Stata dubs it “Hadoop dial tone.” “It’s a purpose-built Hadoop cluster that is always on and at your fingertips. It just works,” he tells Datanami. “You just submit jobs, and as a user you don’t worry about ‘Do I have enough nodes? Do I have too many nodes? Do I have the right kind of nodes? Do I have the right number of disks on those nodes?’ We erased node thinking out of your mind. Just submit jobs, and if more capacity is needed, we take care of it.”
While an infinitely scalable Hadoop cluster may sound like something science fiction, that’s exactly what AltiScale is hoping to present to the user. In a way, it’s like gaining access to the Hadoop system at Yahoo or Google’s Hadoop-like BigFile system.
When Stata left Yahoo, where he had access to a “centrally run, super awesome Hadoop environment,” he found Hadoop environments on the outside to be less than compelling. “They looked subscale–tiny clusters, tiny teams, not able to make the investments in not only the infrastructure but the expertise you need to run Hadoop and run it well,” he says. “We saw an opportunity to create a company that can bring to the broader IT community the type of Hadoop environment, big data environment, that the large Internet companies enjoy. And that’s our mission.”
Out of Stealth, Into the Fire
The company has been in stealth mode for about two years and has about 10 customers running on its cluster. The environments run anywhere from 10 TB to hundreds of TB; one customer is close to a petabyte. Altiscale is catering to organizations that have already developed Hadoop applications–including MapReduce, Hive, Pig, Oozie, and Spark–and are now looking to scale them up in production.
|Altiscale CEO Raymie Stata|
While Hadoop clouds are quickly becoming a commodity, Altiscale is aiming to provide just a little bit more. Specifically, the company promises to work closely with clients to tune their Hadoop workloads and configure them so they run faster and take better advantage of the hardware underneath them.

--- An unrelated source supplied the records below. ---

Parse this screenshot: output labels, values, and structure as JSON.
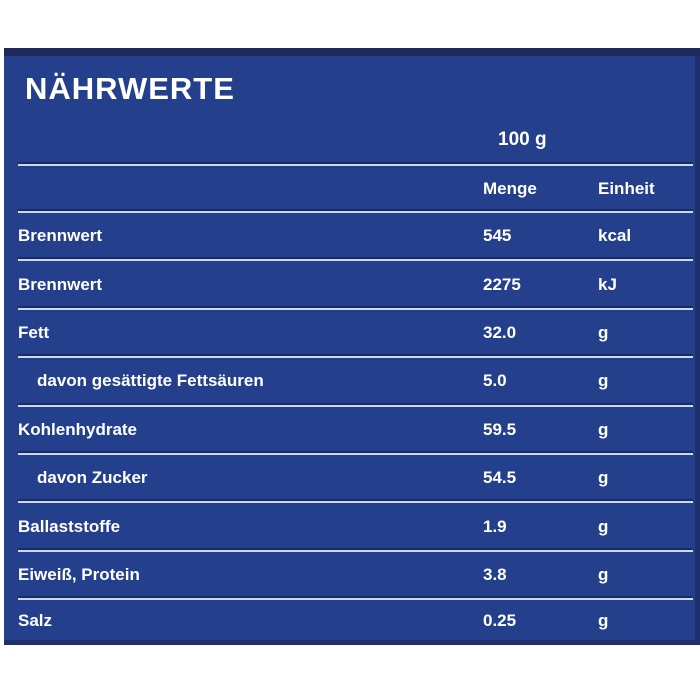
{
  "palette": {
    "panel_background": "#24408d",
    "panel_border_dark": "#1c2a5e",
    "separator_light": "#ccd7f2",
    "separator_dark": "#1b2a64",
    "text_color": "#ffffff",
    "page_background": "#ffffff"
  },
  "panel": {
    "title": "NÄHRWERTE",
    "serving_header": "100 g",
    "columns": {
      "amount": "Menge",
      "unit": "Einheit"
    },
    "rows": [
      {
        "label": "Brennwert",
        "amount": "545",
        "unit": "kcal",
        "indent": false
      },
      {
        "label": "Brennwert",
        "amount": "2275",
        "unit": "kJ",
        "indent": false
      },
      {
        "label": "Fett",
        "amount": "32.0",
        "unit": "g",
        "indent": false
      },
      {
        "label": "davon gesättigte Fettsäuren",
        "amount": "5.0",
        "unit": "g",
        "indent": true
      },
      {
        "label": "Kohlenhydrate",
        "amount": "59.5",
        "unit": "g",
        "indent": false
      },
      {
        "label": "davon Zucker",
        "amount": "54.5",
        "unit": "g",
        "indent": true
      },
      {
        "label": "Ballaststoffe",
        "amount": "1.9",
        "unit": "g",
        "indent": false
      },
      {
        "label": "Eiweiß, Protein",
        "amount": "3.8",
        "unit": "g",
        "indent": false
      },
      {
        "label": "Salz",
        "amount": "0.25",
        "unit": "g",
        "indent": false
      }
    ]
  }
}
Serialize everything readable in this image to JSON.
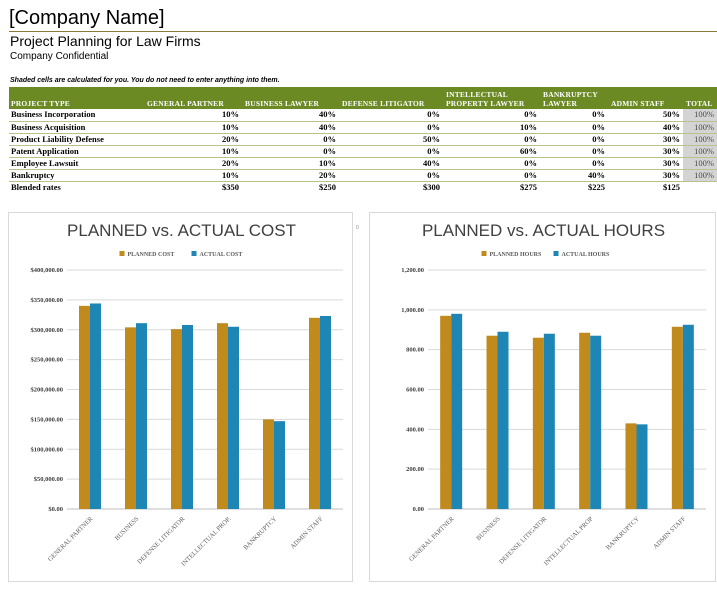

Altiscale has the skills to help its clients, Stata says. “To keep Hadoop running well, you not only have to monitor Hadoop and its infrastructure, but you have to monitor the jobs as well,” he says. “One of the side effects of monitoring jobs is that you know how the jobs are going. You can often tell that a job is going to fail, often a couple hours before it does. When it comes through, you also understand it’s suboptimal and there’s ways to fix it.”
As part of its “proactive Hadoop help desk” service, the company will provide tuning tips. That is more than you will get from Amazon, which offers no personalized service for tuning EMR workloads. The company helps customers optimize their code, but they won’t do the coding–the data science–for them.
“We do provide architectural input,” Stata says. “If people are thinking Kafka versus Flume, Impala versus Stinger, or do I want to use Oozie–we also provide that very high-level architectural input. But when it comes to writing application code, we don’t do that.”
|Altiscale claims its Hadoop service is much more efficient than Amazon’s EMR|
Altiscale’s pricing is basically the same as Amazons, Stata says. Pricing starts at $750 per TB of data stored in HDFS. While the pricing is comparable, Stata argues that his customers can get a lot more done for the same dollar–not only because Altiscale’s infrastructure is faster, Stata says, but because of the optimizations it can provide.
“If it’s not jobs failing, it’s because people are using the wrong splits or wrong compression or using too many or too few files,” Stata says. “Once we get a job running on our infrastructure, [it’s amazing] how frequently we’ve been able to provide people with significant improvements that have nothing to do with the fact that we’re just simply faster.”
Stata’s co-founders include two other former Yahoo employees who were early Hadoop pioneers, including CTO David Chaiken, an MIT Ph.D. who was chief architect at Yahoo; and head of operations Charles Wimmer, who ran a 40,000-node Hadoop cluster at Yahoo.